At the start of the coronavirus lockdown, the Government’s ‘Everybody In’ scheme directed councils to bring all rough sleepers in from the streets. Emergency accommodation was offered to 5,400 people, including rooms in hotels and B&Bs that were otherwise unused. This strategy has no doubt saved lives, but as lockdown eases and council contracts with hotels come to an end, the future is uncertain for many homeless people.
Centrepoint responds to the government’s call
The Prime Minister’s advisor on rough sleeping, Dame Louise Casey, has called on charities to help with housing rough sleepers so that they do not return to the streets. In response, Centrepoint has offered to support homeless young people in three different ways:
- Floating Support: While young people are in emergency accommodation, we can provide floating support to ensure their health and education needs are being met, whilst helping them to find longer-term housing. Our dedicated staff already provide floating support to 570 young people, many of whom are based in Manchester and London, where the majority of rough sleepers are currently being accommodated.

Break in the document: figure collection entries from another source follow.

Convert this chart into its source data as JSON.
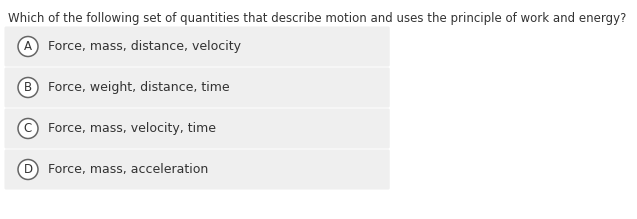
{
  "question": "Which of the following set of quantities that describe motion and uses the principle of work and energy?",
  "options": [
    {
      "label": "A",
      "text": "Force, mass, distance, velocity"
    },
    {
      "label": "B",
      "text": "Force, weight, distance, time"
    },
    {
      "label": "C",
      "text": "Force, mass, velocity, time"
    },
    {
      "label": "D",
      "text": "Force, mass, acceleration"
    }
  ],
  "background_color": "#ffffff",
  "question_color": "#333333",
  "option_text_color": "#333333",
  "circle_edge_color": "#666666",
  "circle_face_color": "#ffffff",
  "option_bg_color": "#efefef",
  "question_fontsize": 8.5,
  "option_fontsize": 9.0,
  "label_fontsize": 8.5,
  "fig_width": 6.37,
  "fig_height": 2.19,
  "dpi": 100
}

- Housing First: Centrepoint has pioneered a Housing First service specifically for young people. This prioritises finding a suitable tenancy, while also providing high quality psychotherapy, bursaries and skills development. We ensure that young people can access the advice they need to stay healthy, manage money and maintain their new home. With government support, we can expand this service to young people leaving emergency accommodation.
- Supported Accommodation: Centrepoint has delivered supported accommodation for fifty years; we currently offer over 1,100 supported housing bed spaces to young people in crisis. We find that young people are able to turn their lives around when in an age-appropriate environment. Centrepoint is ready to work with the Government on increasing supported accommodation services for 16-25-year-olds.
Wider strategy to prevent and end homelessness
Ending rough sleeping will not happen in isolation from wider government strategy. Throughout this health emergency, councils must receive adequate funding in order to continue housing rough sleepers. Meanwhile, the Government must invest in floating support services to help homeless people maintain longer-term housing and avoid repeat homelessness.
Social housing must be central to the Government’s strategy. A critical lack of social housing stock has left many struggling to access a secure and affordable home. Both the overall number of new social lettings and the proportion allocated to young households have seen significant decline. Such limited supply has led to strict local allocations policies, which leave young people on low incomes completely locked out.
Alongside social housing, private renting also has an important role to play. To ensure this is an option for people leaving emergency accommodation, the Government must set housing benefit rates at a realistic level compared to local market rents. Urgent action is needed to address the fact that under-25s still receive the lowest rate of housing benefit, even when they are homeless.
This is a unique opportunity to put an end to rough sleeping and to address the ‘hidden homelessness’ across the UK. As we move towards the next phase of the coronavirus response, Centrepoint has an important role to play: we will work with local and central government to ensure that young people receive the tailored support they need to avoid ending up on the streets.